Wednesday, March 21, 2012

polar explorer Meanwoodside used to play, like their counterparts in smaller today. Meanwood was duly held

The sun shone in Meanwood in Leeds for a plaque unveiling ceremony in honor of its most famous adopted son who died under very different.

Captain Lawrence Oates fell in the history of leaving the store of Captain Scott in the Antarctic snowstorm with the farewell: ". I'm going outside and may take some time "

lower than the rest of the polar group, who was ill and slow down and Scott described his sacrifice as "the act of a brave man and an English gentleman." We must to trust the word of Scott, who was accused of creating his own version noble project doomed in the days before he and the rest of the group also died. But Oates certainly from a family of Northern interesting.

His grandfather lived in Meanwoodside Edward Oates, and demolished a house whose grounds are now a favorite park along the Meanwood Beck, Hollies related to neighbors and forming a green corridor valley's agricultural past Meanwood and Headingley urban Ridge, which is near the center of Leeds. The gardens contain the remains of American garden, originally a symbol of support for the back, the rebel colonists, as the arch erected by the Gascoigne family in Partington park on the outskirts of Leeds, which is still standing with his voice simple inscription:
"Freedom triumphant in 1783

North America."

Captain Oates was a professional soldier, wounded in the Boer War of 1911-1912 and taking Scott's expedition because of his knowledge of horses, plus a £ 1,000 donation to the cause. He was critical of the ignorance of his commanding animal, calling it a "colossal" and the description of the horses purchased for the expedition as a "miserable old fogies."

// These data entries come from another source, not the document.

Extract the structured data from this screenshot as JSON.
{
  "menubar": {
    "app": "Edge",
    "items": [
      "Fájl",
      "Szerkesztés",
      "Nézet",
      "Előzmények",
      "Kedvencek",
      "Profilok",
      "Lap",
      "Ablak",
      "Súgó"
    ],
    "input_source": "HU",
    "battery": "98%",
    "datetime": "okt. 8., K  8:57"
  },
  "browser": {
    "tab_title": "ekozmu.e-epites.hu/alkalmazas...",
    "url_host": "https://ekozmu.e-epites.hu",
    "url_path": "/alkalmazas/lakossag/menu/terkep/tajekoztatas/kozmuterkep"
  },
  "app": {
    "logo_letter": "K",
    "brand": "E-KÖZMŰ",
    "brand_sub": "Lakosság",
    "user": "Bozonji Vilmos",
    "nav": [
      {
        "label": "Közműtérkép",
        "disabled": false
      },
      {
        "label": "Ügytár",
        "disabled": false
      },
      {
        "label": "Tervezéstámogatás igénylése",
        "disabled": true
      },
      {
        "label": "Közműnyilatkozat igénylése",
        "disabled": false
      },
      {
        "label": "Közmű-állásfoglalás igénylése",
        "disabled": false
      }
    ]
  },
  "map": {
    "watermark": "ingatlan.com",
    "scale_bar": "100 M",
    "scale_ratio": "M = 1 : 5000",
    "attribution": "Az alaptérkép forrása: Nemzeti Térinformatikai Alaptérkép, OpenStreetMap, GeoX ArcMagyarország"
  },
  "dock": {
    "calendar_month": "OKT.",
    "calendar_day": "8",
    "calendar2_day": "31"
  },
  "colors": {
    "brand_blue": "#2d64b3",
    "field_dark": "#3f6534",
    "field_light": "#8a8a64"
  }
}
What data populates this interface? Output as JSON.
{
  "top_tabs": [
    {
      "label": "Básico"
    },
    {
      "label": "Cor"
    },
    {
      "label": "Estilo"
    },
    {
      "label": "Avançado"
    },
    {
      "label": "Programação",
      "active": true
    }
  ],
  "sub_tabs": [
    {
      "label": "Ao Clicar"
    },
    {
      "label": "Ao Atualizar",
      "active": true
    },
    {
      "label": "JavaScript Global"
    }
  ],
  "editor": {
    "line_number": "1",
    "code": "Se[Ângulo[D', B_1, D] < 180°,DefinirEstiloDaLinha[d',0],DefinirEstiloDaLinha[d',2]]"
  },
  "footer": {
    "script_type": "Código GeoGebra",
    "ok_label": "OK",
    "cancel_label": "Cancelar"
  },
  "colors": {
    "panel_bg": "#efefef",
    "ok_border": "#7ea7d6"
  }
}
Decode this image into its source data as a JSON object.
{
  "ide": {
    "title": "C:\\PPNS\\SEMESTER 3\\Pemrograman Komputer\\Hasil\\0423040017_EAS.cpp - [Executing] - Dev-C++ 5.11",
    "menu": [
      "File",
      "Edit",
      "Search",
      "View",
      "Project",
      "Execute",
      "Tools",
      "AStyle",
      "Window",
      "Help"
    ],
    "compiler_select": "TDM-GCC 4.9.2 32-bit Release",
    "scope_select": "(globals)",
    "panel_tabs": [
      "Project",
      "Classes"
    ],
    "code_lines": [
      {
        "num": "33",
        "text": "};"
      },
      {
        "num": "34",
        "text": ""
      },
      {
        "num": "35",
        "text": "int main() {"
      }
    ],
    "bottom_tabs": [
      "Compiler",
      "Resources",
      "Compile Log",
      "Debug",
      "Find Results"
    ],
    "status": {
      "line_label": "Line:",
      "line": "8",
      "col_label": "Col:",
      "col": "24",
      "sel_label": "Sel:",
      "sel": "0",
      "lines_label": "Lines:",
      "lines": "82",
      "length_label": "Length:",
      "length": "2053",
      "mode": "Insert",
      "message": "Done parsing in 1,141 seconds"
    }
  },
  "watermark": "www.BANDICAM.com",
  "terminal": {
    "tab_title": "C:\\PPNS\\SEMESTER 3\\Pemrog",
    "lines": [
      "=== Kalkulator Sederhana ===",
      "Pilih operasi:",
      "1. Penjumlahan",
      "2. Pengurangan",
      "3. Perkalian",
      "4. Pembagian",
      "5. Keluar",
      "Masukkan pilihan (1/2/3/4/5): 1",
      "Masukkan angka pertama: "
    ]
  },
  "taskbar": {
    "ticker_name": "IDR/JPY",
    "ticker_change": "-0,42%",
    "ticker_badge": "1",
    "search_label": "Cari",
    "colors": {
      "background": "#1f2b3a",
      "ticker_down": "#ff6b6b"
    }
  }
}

Scott, in turn considered a pessimistic age Oates terrible, but it was certainly effective as a virtuous symbol for future generations. Take president Meanwood Village Association, BeWell Peter, who was in the presentation, organized by the blue plaque scheme of Leeds Civic Trust:

lived in Meanwood in Leeds for over 70 years old and a college have always thought Captain Oates, like our own local hero. Especially when my wife Christine and I bought Ivy Cottage in 1959, and was once owned by Captain Oates and his brother, though not really live there. Detailed in the facts of our house.

Captain Lawrence Oates was a true explorer and very courageous man. Most browsers today can be called with the support of satellite phones and helicopters, but the day Oates, they were completely alone, as they walked the frozen Antarctic.

Few men have given their lives to give your friends a better chance of survival. I am delighted that the centenary of the death of this hero is remembered in the family home.